The current study has the following limitations. First, the dual identities of the items used in the identity condition were arbitrary and the context of the experiment was artificial. This limitation turns out to be a necessary evil as when multiple trials in each condition were conducted to measure the responses of adults, the number of items required was large but there are few “natural” dual-identity objects in reality, not to mention that different people may hold different views on whether a “natural” dual-identity object really possesses both identities or whether the two identities are equally salient. For example, some people may agree that a tomato is a fruit but disagree that it is a vegetable. As detailed in the method section of Experiment 1, we also explained how the current stimulus setup allowed for measures taken to ensure similar semantic associations among the dual identities and the false identity of each target object, thereby ruling out alternative explanations for our results. Hence, setting up the dual identities artificially instead of using “natural” dual-identity objects provides a way to study adults’ processing of beliefs involving intensionality without compromising too much the validity of the current study.

Second, there might not be enough practice before the test trials. As reported in the discussion sections of Experiments 2 and 3, a number of participants failed to acknowledge the difference between the non-mental and mental verbs presented despite the explicit warning in the instruction. More practice trials with feedback could have facilitated participants’ understanding of the instruction. Third, the current study only focuses on simple judgment on belief information, while a more comprehensive model of ToM involves inference, storage and use of information about mental states14,25. The current findings may not be generalisable to other stages of ToM processing.
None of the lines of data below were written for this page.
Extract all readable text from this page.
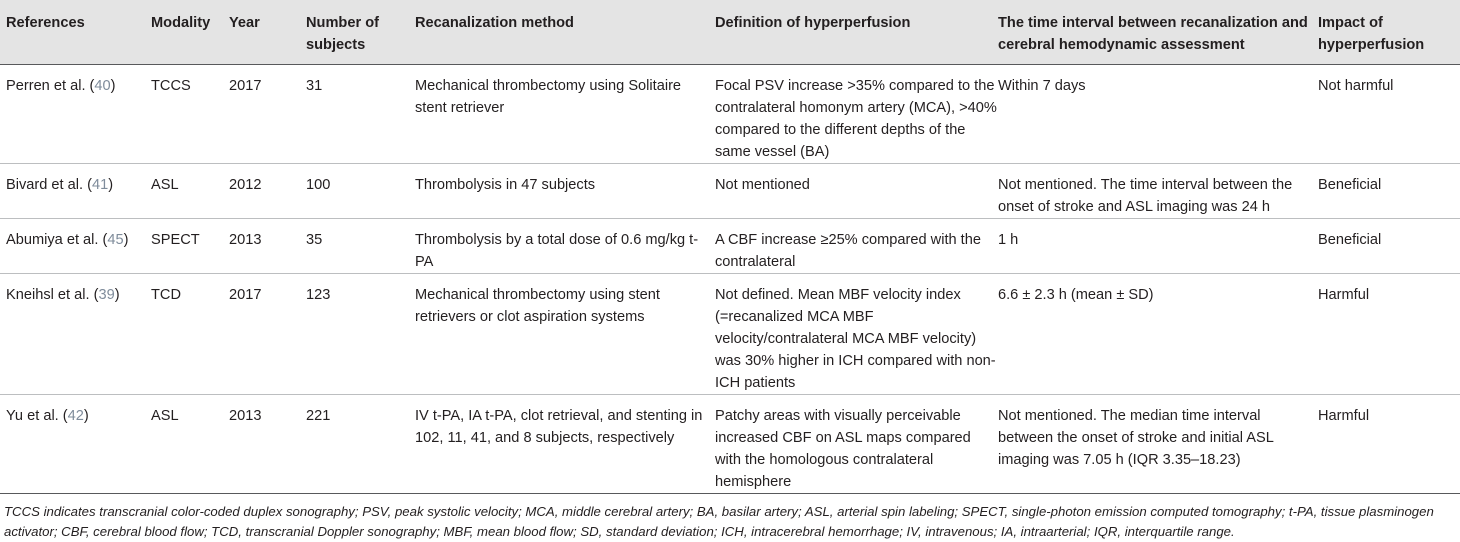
References	Modality	Year	Number of subjects	Recanalization method	Definition of hyperperfusion	The time interval between recanalization and cerebral hemodynamic assessment	Impact of hyperperfusion
Perren et al. (40)	TCCS	2017	31	Mechanical thrombectomy using Solitaire stent retriever	Focal PSV increase >35% compared to the contralateral homonym artery (MCA), >40% compared to the different depths of the same vessel (BA)	Within 7 days	Not harmful
Bivard et al. (41)	ASL	2012	100	Thrombolysis in 47 subjects	Not mentioned	Not mentioned. The time interval between the onset of stroke and ASL imaging was 24 h	Beneficial
Abumiya et al. (45)	SPECT	2013	35	Thrombolysis by a total dose of 0.6 mg/kg t-PA	A CBF increase ≥25% compared with the contralateral	1 h	Beneficial
Kneihsl et al. (39)	TCD	2017	123	Mechanical thrombectomy using stent retrievers or clot aspiration systems	Not defined. Mean MBF velocity index (=recanalized MCA MBF velocity/contralateral MCA MBF velocity) was 30% higher in ICH compared with non-ICH patients	6.6 ± 2.3 h (mean ± SD)	Harmful
Yu et al. (42)	ASL	2013	221	IV t-PA, IA t-PA, clot retrieval, and stenting in 102, 11, 41, and 8 subjects, respectively	Patchy areas with visually perceivable increased CBF on ASL maps compared with the homologous contralateral hemisphere	Not mentioned. The median time interval between the onset of stroke and initial ASL imaging was 7.05 h (IQR 3.35–18.23)	Harmful
TCCS indicates transcranial color-coded duplex sonography; PSV, peak systolic velocity; MCA, middle cerebral artery; BA, basilar artery; ASL, arterial spin labeling; SPECT, single-photon emission computed tomography; t-PA, tissue plasminogen activator; CBF, cerebral blood flow; TCD, transcranial Doppler sonography; MBF, mean blood flow; SD, standard deviation; ICH, intracerebral hemorrhage; IV, intravenous; IA, intraarterial; IQR, interquartile range.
The current experiments focus on adults’ remembering rather than use of belief information or inference of belief. Examining the other stages of processing beliefs that involve intensionality in adults will provide a bigger picture of adult’s ToM processing. Factors affecting reaction times for correct trials in the two trial conditions can also be studied in future research. It is possible that participants may not differ in response accuracy if they are instructed to answer as accurately as possible. Reaction time differences between different carefully designed experimental conditions may inform us more about the exact mental processes underlying processing false beliefs versus intensionality. Finally, future research can probe into the relation between accuracy and reaction time in belief processing. Future experiments could examine the effects on reaction times for correct trials by directly manipulating the processes involved in mental file management while keeping the belief type constant to study whether the proposal of dissociated mechanisms behind management of mental files is supported.